Development takes generations, and nation building by outsiders is a fool's
game. But often there is a simple change that can yield fast returns. One
no-brainer target in Haiti is the port at Port-au-Prince, where the bulk of
imports must enter the country, but where Haiti's legendary mafia will only
release containers after sizable bribes are collected.

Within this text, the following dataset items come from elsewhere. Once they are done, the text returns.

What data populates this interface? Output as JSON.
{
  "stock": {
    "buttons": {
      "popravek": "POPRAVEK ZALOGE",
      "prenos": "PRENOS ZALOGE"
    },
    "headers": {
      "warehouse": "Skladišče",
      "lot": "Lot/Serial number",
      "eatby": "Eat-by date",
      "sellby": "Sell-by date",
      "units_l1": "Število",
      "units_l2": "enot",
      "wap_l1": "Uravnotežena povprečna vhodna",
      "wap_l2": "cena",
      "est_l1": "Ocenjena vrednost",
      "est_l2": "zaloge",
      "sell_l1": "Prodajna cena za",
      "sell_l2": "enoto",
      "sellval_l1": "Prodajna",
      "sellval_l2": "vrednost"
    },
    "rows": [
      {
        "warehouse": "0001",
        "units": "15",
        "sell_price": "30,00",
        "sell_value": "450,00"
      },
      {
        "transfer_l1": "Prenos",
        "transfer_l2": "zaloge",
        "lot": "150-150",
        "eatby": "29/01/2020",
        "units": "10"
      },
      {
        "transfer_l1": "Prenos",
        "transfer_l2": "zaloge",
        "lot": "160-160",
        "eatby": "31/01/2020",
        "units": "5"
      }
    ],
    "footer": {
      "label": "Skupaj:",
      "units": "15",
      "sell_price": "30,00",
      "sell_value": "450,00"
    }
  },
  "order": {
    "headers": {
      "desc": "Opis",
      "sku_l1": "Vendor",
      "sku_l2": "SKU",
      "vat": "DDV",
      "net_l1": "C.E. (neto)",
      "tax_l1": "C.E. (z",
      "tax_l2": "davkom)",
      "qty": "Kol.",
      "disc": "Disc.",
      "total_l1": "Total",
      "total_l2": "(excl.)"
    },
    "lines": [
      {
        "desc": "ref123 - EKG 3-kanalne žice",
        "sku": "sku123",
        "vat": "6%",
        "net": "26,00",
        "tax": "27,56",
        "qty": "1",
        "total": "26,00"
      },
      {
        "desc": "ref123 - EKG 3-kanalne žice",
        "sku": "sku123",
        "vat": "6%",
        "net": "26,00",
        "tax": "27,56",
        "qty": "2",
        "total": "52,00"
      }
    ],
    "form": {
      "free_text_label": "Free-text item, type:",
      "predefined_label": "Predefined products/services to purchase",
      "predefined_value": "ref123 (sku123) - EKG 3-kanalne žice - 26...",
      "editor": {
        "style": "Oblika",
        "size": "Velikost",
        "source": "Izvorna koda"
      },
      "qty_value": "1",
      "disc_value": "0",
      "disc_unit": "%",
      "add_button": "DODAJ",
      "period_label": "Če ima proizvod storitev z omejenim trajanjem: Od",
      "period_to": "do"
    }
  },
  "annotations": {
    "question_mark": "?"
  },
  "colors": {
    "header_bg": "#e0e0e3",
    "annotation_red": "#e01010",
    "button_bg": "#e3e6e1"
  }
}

A report this year by the Rand Corporation describes the port's importance
this way: "The costs of shipping through Haiti's ports have imposed a major
burden on Haitian consumers and businesses. Because imports play such an
important role in consumption, investment, and business operations, the cost
of imports is a key determinant of living standards and economic growth."
And yet, Rand says, "importing a container of goods is 35 percent more
expensive in Haiti than the average for developed OECD countries."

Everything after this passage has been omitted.